I have visited at least eleven countries––Germany, The Netherlands, Canada, France, India, Ghana, Benin Republic, USA and the UK. I found travelling very essential. If you don’t travel, you look at your little corner and feel you have seen the world. As St Augustine said: “life is a book and anyone who didn’t travel read only a page.”
There is, however, a wide gulf between our own idea of travelling and how Westerners view it––they work yearlong to take a vacation; we travel mostly to shop.
I go to different countries, but my favourite destinations are France and Canada, I love their serenity and peace.
Most fascinating cities
I had a good time in Bangalore, India.

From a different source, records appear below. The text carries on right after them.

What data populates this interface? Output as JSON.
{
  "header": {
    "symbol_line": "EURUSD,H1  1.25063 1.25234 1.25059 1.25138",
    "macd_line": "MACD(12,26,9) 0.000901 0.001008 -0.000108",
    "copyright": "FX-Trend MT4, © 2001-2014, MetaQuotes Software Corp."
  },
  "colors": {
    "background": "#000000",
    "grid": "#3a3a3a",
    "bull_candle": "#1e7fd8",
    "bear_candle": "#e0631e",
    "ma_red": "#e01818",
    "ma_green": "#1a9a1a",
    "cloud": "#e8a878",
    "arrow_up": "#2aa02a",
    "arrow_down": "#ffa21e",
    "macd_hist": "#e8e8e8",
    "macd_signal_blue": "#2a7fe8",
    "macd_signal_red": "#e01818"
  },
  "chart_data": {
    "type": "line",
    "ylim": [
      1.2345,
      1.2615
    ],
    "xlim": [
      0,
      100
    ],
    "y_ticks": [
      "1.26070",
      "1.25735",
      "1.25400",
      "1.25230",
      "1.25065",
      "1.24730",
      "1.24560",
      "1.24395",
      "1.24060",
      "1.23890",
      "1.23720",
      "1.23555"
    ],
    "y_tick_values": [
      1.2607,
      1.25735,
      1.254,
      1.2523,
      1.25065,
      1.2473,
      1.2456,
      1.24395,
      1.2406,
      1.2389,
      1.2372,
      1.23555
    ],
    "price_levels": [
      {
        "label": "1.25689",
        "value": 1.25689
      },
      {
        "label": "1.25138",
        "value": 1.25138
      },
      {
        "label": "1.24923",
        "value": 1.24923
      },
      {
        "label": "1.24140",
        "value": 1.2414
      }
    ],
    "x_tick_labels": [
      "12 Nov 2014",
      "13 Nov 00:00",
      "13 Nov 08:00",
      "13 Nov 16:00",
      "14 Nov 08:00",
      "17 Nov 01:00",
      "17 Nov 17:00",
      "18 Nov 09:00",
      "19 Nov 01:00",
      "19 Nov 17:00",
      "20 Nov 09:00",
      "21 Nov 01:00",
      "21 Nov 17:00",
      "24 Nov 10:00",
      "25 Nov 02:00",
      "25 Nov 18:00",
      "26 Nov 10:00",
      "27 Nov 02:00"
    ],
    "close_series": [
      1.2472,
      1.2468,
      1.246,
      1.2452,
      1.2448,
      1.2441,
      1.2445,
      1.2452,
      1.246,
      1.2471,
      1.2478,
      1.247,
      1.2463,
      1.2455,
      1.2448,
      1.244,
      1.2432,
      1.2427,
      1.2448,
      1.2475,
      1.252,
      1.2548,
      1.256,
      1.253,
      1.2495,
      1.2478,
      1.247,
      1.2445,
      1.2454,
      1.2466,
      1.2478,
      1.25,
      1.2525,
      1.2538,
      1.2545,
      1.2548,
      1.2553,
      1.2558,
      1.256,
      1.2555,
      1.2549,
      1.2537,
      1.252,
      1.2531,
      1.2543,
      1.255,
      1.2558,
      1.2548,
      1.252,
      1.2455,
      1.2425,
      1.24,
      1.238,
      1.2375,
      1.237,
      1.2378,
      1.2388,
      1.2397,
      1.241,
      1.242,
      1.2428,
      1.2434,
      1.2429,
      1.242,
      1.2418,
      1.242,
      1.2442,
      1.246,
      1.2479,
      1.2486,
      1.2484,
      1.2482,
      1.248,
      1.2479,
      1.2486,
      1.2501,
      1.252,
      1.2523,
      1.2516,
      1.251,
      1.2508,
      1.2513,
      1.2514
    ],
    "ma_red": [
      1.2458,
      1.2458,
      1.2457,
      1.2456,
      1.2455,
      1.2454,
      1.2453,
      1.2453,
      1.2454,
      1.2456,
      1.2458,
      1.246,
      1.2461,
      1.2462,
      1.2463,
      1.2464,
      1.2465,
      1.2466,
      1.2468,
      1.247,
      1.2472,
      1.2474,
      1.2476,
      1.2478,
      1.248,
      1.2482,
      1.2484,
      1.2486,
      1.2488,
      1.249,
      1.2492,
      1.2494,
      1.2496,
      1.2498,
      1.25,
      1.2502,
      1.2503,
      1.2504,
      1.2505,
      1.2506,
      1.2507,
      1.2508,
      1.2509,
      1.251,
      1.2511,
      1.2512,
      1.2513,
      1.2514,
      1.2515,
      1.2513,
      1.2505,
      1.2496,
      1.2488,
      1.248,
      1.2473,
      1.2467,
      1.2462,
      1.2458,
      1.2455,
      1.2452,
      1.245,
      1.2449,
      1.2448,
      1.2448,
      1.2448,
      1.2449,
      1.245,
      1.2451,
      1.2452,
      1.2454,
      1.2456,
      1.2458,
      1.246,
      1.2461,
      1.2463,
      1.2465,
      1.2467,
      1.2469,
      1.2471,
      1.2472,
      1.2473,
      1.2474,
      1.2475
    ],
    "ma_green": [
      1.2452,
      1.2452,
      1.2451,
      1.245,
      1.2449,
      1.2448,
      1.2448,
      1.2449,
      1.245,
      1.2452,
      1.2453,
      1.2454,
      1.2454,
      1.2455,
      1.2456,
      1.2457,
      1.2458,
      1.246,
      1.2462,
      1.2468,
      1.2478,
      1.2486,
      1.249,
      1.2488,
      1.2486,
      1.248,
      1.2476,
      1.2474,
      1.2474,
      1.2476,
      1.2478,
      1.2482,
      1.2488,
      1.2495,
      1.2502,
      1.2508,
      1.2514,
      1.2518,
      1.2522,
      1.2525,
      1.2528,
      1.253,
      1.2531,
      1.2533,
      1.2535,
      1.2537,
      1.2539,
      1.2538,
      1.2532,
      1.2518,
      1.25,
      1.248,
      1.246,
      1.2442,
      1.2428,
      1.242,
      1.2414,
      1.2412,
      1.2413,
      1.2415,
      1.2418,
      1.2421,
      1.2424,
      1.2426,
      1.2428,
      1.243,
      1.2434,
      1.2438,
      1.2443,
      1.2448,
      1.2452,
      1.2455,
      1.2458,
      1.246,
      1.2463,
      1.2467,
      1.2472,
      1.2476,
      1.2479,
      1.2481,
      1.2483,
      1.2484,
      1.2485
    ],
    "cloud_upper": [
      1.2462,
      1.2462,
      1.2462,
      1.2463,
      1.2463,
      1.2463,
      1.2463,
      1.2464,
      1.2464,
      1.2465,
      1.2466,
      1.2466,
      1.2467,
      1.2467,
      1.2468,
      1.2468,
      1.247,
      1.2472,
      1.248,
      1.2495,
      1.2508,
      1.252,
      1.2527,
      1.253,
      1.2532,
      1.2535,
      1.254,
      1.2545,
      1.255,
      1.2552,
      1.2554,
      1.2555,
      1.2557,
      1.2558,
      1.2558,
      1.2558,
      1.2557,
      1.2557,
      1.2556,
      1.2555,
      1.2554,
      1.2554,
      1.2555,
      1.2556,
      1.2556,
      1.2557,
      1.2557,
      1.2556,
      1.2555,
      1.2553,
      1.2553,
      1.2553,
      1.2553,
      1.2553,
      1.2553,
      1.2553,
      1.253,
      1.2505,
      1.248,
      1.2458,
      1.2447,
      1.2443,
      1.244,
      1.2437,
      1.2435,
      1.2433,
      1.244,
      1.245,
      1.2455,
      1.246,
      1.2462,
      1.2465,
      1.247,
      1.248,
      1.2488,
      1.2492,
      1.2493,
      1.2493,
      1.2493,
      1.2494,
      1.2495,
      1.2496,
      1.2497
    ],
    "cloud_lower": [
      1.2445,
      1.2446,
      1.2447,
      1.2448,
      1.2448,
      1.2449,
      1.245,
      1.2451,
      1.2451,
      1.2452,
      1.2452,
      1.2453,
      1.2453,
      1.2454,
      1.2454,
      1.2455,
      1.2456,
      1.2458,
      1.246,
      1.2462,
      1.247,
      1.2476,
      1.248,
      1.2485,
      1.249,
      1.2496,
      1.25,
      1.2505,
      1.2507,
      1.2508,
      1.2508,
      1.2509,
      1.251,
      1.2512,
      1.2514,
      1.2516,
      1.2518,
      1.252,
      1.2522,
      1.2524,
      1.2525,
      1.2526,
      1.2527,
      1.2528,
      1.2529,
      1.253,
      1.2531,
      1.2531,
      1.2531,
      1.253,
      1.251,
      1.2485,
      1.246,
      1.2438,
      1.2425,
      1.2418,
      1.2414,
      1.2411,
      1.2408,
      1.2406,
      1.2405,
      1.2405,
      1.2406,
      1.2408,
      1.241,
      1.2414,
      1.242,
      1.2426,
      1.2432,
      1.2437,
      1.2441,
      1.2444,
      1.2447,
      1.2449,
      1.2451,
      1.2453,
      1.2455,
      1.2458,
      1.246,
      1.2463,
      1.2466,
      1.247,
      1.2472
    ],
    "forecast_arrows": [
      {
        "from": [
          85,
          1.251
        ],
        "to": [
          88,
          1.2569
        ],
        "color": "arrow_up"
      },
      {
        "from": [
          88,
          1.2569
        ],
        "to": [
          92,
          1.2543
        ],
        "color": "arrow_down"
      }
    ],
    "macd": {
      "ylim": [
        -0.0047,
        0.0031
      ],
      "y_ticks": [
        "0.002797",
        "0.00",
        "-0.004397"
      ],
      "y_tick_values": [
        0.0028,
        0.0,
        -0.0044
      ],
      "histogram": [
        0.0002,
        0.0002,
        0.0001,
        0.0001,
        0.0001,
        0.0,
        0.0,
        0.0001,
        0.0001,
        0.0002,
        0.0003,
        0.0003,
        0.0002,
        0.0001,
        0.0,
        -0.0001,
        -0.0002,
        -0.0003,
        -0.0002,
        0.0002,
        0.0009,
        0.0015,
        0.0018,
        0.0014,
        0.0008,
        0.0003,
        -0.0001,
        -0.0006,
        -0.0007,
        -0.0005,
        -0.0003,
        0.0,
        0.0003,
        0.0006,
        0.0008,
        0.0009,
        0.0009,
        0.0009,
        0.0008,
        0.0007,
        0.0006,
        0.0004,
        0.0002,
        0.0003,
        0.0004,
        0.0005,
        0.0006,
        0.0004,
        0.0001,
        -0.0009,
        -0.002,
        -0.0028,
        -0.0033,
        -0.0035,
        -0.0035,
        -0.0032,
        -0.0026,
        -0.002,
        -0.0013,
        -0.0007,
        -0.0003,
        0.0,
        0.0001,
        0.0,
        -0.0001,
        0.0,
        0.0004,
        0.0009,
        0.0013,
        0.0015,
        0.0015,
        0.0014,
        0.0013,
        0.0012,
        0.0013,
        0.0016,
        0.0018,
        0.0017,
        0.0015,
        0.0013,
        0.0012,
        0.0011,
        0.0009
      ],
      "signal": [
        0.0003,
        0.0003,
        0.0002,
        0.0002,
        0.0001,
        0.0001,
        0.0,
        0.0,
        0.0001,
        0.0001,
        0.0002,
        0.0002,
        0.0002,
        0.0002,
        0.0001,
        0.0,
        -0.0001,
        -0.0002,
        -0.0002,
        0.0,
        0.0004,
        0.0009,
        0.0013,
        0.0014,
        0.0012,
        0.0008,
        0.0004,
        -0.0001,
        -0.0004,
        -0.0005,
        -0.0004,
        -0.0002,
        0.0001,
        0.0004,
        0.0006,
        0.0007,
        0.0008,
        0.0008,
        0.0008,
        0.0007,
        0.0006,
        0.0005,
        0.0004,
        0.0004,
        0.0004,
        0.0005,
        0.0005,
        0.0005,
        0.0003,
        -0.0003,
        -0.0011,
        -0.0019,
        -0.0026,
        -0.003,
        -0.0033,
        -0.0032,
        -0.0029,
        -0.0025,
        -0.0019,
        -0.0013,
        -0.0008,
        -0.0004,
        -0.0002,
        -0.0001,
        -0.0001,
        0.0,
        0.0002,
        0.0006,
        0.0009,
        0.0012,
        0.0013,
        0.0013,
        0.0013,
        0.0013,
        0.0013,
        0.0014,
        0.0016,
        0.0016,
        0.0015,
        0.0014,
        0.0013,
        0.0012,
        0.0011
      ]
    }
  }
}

The down side of the city––the smell, not that there was an open sewer or garbage dumps, but funk from the city’s covered drain escaped into the air and permeated the environment. We had to cover our nose with masks. Nonetheless, it is a country I would love to visit again.
I love Ghana too. The cab drivers were versatile, they could also serve as your tour guide. There is hardly a place you want to go that they don’t know of.
Favourite meal abroad
I have no problem with food when I am outside Nigeria. Give me rice any day and I am okay. On a scale of 1 to 10, I will score rice 7; it is the most universal food you can find anywhere you go in the world. Riz, riso, risotto or Arroz––whatever it is called––anywhere I go, once the rice meal is available, I am okay.
There is always the need for one to understand bits of the international languages. Of course you get by in most places but occasionally, you run into hitches. Once, after such stressful experience, I made up my mind to attend French classes. But after a month or thereabout, the interest waned. How I survive in Paris, for instance: I write out the basic expressions in French that I can use to conduct transactions on the street.
Educational lessons from travels
In Vienna, pupils are regularly taken to the country’s historical places. That way, they grow up appreciating their history, and they have deep understanding of who they are. I have tried to do the same with my school. I have taken the Nemvas School pupils to the National Theater, the National Museum and the Slave Trade museum in Badagry.
I have also learnt from my travels how functional education are appreciated in other countries, with strong emphasis on skills and vocation and not just paper qualification. I walked into a salon in America wanting to do pedicure and manicure and in the process also requested for facials, but they turned down my request for the latter. But you can do it, I said. Yes, but illegal, she replied. Saying, “we are not licensed to do that,” she took me to the wall and showed me their certification.
One: Plan ahead.
Two: Don’t travel just to shop. Travel to see places. Once, we were in Houston––our plane delayed––and I used the opportunity to visit the Body Worlds, an anatomical exhibition of dead human bodies that showed impressive comparisons between healthy bodies and organs and those affected with disease, from organs to muscles to the nervous system and to skeletal structures. You can see what they died of and you become acutely aware of the importance of living healthily. Guess what, only me and my daughter were the only black persons at the place. Where did the others go? They went shopping. At the shopping hubs, you would see a lot of people.
Three: Prepare ahead. Don’t pack your bags at the last minute. Don’t pick items or personal stuff you can conveniently get where you are heading.
Four: Travel like a tourist. Visit places. Relax. In my travels, I have never experienced racial discrimination––that is because I travel like a tourist. Anywhere in the world, there is respect for tourists.
I would love to visit the island countries of Africa––the likes of Seychelles, Mauritius, Cape Verde and Madagascar.
•Dr Jaivbo-Ojigbo has a doctorate degree in Strategic Education and School Management. She is an educational consultant.